HindustanTimes Mon,29 Dec 2014

Evidence from spot proved crucial

Harish V Nair, Hindustan Times  New Delhi, July 26, 2013
First Published: 01:51 IST(26/7/2013) | Last Updated: 03:27 IST(26/7/2013)

Convicting alleged Indian Mujahideen (IM) operative Shahzad Ahmed of murdering Delhi Police inspector MC Sharma, the trial court said circumstantial evidence and call records were sufficient to establish his presence at L-18, Batla House, when the encounter took place.


Additional Sessions Judge RK Shastri rejected Shahzad’s lawyer’s argument that there was no proof that he was present at the scene of the encounter.

The lawyer had also argued that the absence of a single independent or public witness indicated the police “framed” the accused.

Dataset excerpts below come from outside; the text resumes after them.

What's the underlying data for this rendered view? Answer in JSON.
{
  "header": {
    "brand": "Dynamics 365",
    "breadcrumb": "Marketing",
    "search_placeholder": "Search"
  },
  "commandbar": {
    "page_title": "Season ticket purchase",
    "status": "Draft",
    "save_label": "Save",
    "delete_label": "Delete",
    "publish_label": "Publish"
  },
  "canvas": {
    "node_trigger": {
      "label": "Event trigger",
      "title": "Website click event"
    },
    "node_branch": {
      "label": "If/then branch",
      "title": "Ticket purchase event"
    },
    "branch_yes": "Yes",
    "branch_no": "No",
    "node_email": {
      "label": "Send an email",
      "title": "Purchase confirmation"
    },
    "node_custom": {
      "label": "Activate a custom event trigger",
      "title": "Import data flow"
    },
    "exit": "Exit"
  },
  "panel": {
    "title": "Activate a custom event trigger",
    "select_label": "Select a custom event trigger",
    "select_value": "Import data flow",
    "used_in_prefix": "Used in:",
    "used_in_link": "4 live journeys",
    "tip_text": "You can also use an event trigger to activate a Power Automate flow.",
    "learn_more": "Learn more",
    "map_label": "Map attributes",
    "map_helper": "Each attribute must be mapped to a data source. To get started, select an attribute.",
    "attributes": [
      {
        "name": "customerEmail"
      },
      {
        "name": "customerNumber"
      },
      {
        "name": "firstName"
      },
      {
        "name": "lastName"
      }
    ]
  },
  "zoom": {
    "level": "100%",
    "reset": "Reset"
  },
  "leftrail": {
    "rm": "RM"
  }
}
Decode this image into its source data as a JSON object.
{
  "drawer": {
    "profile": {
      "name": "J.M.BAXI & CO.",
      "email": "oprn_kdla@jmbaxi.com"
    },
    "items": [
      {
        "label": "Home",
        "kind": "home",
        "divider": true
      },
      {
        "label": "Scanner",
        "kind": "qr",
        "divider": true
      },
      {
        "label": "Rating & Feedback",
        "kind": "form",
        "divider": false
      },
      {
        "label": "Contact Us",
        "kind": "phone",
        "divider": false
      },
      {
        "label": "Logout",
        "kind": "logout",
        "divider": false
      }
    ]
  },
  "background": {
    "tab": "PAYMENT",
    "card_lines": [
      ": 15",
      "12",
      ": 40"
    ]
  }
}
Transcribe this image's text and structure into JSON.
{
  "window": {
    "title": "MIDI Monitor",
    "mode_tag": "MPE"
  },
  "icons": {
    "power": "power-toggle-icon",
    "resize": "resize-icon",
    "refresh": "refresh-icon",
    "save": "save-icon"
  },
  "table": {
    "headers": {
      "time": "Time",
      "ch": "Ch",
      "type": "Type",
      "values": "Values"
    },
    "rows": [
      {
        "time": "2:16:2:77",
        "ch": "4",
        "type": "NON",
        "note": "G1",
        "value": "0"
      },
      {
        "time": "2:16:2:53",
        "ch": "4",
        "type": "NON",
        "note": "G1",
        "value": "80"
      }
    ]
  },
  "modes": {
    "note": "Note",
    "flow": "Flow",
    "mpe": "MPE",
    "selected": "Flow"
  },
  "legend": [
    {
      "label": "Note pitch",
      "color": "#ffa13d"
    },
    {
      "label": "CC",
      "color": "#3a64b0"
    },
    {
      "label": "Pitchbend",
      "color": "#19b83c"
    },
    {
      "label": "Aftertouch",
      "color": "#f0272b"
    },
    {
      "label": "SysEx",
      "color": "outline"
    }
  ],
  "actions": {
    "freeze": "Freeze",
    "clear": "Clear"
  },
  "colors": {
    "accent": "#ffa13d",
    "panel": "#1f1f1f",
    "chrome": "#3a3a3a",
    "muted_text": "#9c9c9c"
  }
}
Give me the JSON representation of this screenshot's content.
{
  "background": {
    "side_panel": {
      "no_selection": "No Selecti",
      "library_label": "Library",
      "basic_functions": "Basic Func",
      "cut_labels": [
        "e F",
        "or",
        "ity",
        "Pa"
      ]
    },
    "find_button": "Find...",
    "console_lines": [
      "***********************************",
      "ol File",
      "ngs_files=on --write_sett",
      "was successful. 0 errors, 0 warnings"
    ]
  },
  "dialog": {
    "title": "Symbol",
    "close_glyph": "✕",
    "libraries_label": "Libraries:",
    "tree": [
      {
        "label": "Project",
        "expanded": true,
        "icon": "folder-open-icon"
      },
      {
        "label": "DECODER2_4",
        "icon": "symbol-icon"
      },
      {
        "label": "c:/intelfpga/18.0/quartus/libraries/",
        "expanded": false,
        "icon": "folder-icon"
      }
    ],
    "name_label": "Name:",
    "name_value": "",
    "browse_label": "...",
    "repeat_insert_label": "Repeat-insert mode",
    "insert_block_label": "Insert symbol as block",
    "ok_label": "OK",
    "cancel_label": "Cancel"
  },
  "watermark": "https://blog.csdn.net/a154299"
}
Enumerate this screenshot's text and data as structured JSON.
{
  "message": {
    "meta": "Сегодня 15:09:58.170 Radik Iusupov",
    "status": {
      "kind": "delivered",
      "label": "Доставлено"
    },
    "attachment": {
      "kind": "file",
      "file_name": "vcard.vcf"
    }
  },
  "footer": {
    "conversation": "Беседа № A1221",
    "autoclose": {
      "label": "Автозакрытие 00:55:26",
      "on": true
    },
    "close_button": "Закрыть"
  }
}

All seven eyewitnesses in the case were policemen who had accompanied Sharma.

“Public apathy in joining investigation in heinous offences is well known so if the police could not join any public person, the same is not fatal to the case of the prosecution,” the judge said.

Apart from the depositions of the witnesses, there were other circumstances that favoured the prosecution, the judge said. These included the recovery of Shahzad’s passport from the same flat.

Then, there was a conversation from a phone registered in the name of co-occupant Atif Ameen from the flat with the father of Shahzad at the latter’s phone.The reservation of a railway ticket in Shahzad’s name, showing him leaving Delhi six days after the incident from New Delhi Railway Station in a train, was another piece of circumstantial evidence, the judge said.

When the defence pointed out the delay in lodging of an FIR by more than five hours, the court said: “In my opinion, it was not unreasonable if the investigating officer opted to visit the injured in the hospital before registration of an FIR, particularly when the injured is none but one of his colleagues.”

Focus on “religion of witnesses”
When asked about the lack of independent witnesses, the police had told the court that “majority of the residents of that area were followers of the same religion as the suspects and if police officers tried to involve any such local resident, it would have caused social unrest in the area”.

The court retorted: “No religion professes crime as its tradition...why did the police foster a belief that it will stir communal violence if they invited local residents to join a raid, to arrest an offender, who belonged to their religion?”.

Arguing that the police had failed to present any public witnesses to back its version, Shahzad’s lawyer had said: “The police did not take along any independent witness despite the fact that there were people near commercial shops near Abbasi Chowk and the Khalilullah mosque.”